Last edited: Dec 6, 2003
2. Dec 6, 2003

### Hurkyl

Staff Emeritus
I know what you mean, but taking things literally, $\nabla A$ is a quaternion function, but $A \nabla$ is a differential operator. Looking at individual pieces, then for instance, $x (\partial / \partial x) \neq (\partial / \partial x) x$

3. Dec 6, 2003

### arcnets

Hurkyl,
yes they look like differential operators, but that's no problem.
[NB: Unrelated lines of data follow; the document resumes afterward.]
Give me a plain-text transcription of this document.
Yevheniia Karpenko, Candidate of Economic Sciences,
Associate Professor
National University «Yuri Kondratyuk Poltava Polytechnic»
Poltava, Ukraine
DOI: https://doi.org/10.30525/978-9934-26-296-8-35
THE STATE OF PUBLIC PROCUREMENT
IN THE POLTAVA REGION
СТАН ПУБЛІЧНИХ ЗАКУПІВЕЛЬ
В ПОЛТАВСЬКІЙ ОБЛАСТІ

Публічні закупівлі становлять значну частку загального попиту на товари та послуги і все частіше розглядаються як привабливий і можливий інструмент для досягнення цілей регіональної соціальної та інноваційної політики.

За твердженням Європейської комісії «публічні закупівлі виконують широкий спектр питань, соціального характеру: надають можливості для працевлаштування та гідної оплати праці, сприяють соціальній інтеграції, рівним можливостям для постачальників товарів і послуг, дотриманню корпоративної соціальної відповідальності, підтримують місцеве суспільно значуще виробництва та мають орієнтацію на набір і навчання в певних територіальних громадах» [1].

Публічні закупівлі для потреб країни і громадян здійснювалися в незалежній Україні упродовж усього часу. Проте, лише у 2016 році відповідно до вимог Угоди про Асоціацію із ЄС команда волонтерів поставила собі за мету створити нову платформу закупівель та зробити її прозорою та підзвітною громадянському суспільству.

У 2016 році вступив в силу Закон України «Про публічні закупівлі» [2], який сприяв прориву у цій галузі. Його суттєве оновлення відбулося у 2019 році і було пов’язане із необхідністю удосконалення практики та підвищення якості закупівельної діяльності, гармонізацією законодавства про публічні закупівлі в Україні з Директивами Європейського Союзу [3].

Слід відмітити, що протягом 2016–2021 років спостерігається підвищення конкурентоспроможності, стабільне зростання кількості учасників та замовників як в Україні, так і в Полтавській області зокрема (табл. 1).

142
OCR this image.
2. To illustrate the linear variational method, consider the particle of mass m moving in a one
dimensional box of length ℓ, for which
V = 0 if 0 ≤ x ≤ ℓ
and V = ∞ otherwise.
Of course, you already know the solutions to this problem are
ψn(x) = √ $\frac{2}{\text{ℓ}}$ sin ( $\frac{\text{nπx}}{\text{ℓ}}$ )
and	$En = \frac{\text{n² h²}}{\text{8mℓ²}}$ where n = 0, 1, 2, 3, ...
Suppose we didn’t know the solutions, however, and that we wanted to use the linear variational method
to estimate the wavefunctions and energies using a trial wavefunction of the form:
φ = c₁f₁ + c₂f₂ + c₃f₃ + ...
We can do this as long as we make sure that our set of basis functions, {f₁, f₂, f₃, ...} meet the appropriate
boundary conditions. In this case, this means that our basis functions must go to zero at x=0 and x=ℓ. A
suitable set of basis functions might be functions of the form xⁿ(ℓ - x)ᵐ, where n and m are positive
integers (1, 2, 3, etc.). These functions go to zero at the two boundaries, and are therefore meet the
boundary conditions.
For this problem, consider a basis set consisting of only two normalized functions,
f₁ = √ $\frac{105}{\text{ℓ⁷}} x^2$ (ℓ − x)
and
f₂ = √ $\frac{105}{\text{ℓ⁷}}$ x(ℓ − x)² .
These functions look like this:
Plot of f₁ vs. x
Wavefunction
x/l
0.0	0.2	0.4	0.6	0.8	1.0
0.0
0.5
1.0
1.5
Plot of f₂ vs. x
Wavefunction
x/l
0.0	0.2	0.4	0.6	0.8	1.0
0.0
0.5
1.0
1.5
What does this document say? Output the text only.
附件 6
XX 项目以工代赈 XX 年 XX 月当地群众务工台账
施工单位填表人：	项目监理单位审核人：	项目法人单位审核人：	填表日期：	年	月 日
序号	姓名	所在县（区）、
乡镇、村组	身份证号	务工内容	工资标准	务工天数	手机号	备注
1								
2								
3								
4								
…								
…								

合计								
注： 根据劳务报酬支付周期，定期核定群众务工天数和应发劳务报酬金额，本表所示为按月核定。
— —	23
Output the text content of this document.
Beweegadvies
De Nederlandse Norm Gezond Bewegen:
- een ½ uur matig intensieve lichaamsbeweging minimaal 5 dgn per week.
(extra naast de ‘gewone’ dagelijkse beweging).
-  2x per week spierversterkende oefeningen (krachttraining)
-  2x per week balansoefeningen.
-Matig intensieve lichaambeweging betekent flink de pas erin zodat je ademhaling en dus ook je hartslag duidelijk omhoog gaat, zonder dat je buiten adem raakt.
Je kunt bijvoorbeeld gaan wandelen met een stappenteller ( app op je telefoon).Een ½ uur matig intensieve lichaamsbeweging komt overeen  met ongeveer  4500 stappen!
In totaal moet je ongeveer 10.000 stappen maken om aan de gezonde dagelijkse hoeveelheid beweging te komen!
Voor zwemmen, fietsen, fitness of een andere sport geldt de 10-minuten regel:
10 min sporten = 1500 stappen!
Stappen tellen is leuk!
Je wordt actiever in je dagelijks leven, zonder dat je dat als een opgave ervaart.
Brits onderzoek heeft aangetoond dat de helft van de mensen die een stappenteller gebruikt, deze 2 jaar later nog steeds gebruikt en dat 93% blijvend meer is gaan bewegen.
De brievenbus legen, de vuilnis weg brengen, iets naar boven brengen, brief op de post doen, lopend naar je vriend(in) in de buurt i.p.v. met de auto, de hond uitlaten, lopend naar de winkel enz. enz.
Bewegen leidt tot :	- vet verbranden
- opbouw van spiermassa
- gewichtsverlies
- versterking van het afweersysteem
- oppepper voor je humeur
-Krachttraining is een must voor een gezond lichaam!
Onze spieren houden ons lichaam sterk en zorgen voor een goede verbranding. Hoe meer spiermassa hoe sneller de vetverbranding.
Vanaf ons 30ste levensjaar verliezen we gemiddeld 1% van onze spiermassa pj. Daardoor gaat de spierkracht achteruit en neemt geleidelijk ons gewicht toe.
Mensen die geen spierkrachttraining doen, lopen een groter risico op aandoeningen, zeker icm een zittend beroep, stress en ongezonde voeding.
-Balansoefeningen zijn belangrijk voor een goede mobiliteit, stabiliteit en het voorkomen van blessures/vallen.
If you analyze my formulae, you'll see:
$$B\nabla = \nabla_t(B-E) - 4 \pi J_3$$
and
$$E\nabla = \nabla_t(B+E) - 4 \pi J_0.$$
Similarly for $A\nabla$ and $A\nabla^2$.

4. Dec 7, 2003

### arcnets

"No problem"? - I must have been blind!
Hurkyl, I think you pointed out the weak spot.
Of course, the expressions for dot and cross products don't work if the vectors themselves don't commute.
Maybe that can be repaired with extra definitions... but probably it won't be so elegant...